Let T be a linear transformation such that $T(A)=-A^t$, in the space $M_{n \times n}^{\Bbb R}$, and $-A^t$ is donated as $-A$ Transpose, with the standard inner product.
- Find $T$'s Characteristic Polynomial and Minimal Polynomial.
- Find The Jordan Normal Form of T, when $trace(T)=-3$
I was able to prove that T is Unitarian since $T^2(A)=A \Rightarrow T^2(A)=I$
$T$ therefore satisfies the equation $A^2-I=0 \Rightarrow (t-1)(t+1)=0$
Therefore the eigenvalues of T are $\lambda \in \left \{-1,1 \right\}$ and T is Normal (Unitarian and all the eigenvalues equal $|(1)|$.
However this is the best I could do here. I know the characteristic polynomial is supposed to be $$P_A=(t-1)^i(t+1)^{n-i}$$
But what is the minimal polynomial?
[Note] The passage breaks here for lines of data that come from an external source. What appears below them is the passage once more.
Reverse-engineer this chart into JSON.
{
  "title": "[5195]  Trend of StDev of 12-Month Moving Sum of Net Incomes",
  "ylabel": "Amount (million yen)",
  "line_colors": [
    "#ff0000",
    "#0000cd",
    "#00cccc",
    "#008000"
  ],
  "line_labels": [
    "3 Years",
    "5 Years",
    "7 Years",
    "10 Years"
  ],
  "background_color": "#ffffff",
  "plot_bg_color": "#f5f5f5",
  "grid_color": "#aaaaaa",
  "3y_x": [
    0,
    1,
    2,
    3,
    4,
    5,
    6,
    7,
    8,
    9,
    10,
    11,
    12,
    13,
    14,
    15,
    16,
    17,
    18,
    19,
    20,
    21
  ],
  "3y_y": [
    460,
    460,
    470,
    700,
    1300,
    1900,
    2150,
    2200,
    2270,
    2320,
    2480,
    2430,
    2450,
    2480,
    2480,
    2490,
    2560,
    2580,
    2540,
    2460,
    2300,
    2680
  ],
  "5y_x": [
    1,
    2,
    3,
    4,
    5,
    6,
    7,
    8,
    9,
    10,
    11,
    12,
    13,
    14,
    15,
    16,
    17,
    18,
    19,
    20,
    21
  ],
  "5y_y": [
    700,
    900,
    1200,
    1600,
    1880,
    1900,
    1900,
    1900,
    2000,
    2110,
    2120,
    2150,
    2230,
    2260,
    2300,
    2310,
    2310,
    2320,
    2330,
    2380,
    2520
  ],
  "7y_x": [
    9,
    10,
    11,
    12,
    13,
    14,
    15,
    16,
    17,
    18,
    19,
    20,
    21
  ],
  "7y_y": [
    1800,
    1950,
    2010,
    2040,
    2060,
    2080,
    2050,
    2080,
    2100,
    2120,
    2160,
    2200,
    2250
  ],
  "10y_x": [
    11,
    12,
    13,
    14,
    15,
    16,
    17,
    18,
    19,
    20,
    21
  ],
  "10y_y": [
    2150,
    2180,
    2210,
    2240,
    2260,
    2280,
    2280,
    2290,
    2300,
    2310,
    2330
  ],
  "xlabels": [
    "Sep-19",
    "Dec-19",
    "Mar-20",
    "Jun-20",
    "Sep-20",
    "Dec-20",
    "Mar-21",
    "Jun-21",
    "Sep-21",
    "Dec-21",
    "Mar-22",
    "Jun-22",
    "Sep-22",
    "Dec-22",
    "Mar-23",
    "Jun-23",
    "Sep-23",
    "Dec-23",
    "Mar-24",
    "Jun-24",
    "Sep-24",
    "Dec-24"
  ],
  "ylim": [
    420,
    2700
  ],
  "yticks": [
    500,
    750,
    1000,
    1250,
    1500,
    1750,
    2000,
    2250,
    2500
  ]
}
How do I determine Jordan Normal Form?
Thanks,
Alan
I believe I can solve the question with the following:
$$T(A)=-A^t \Rightarrow T^2(A)=(-A^t)(-A^t)=A \Rightarrow T^2=I$$
Therefore we can say the minimal polynomial is:
$$(t^2-1)=(t-1)(t+1)$$
Therefore the eigenvalues are $t=1, t=-1$.
In addition: $$TT^*(A)=(-A^t)(A)=T*T^2=T*I=T$$
$$T^*T(A)=A(-A^t)=T^2*T=I*T=T$$
So $T$ is Normal, and thus Unitarian (eigenvalues are $t=|1|$).
The dimension of the symmetric and anti symmetric matrices is known:
$$S_N=\frac{n(n+1)}{2}$$ $$A_N=\frac{n(n-1)}{2}$$
Therefore the characteristic polynomial is $$P_A=(t-1)^{\frac{n(n-1)}{2}} * (t+1)^{\frac{n(n+1)}{2}}$$
From the fact that trace=$-3$ and that the trace is the sum of eigenvalues, we solve the equation $$1*\frac{n(n-1)}{2} + (-1)*\frac{n(n-1)}{2} \Rightarrow n=3$$
Therefore, $$P_A=(t-1)^3(t+1)^6$$
And the Jordan Normal Form is $$J_A=J_6(-1), J_3(1)$$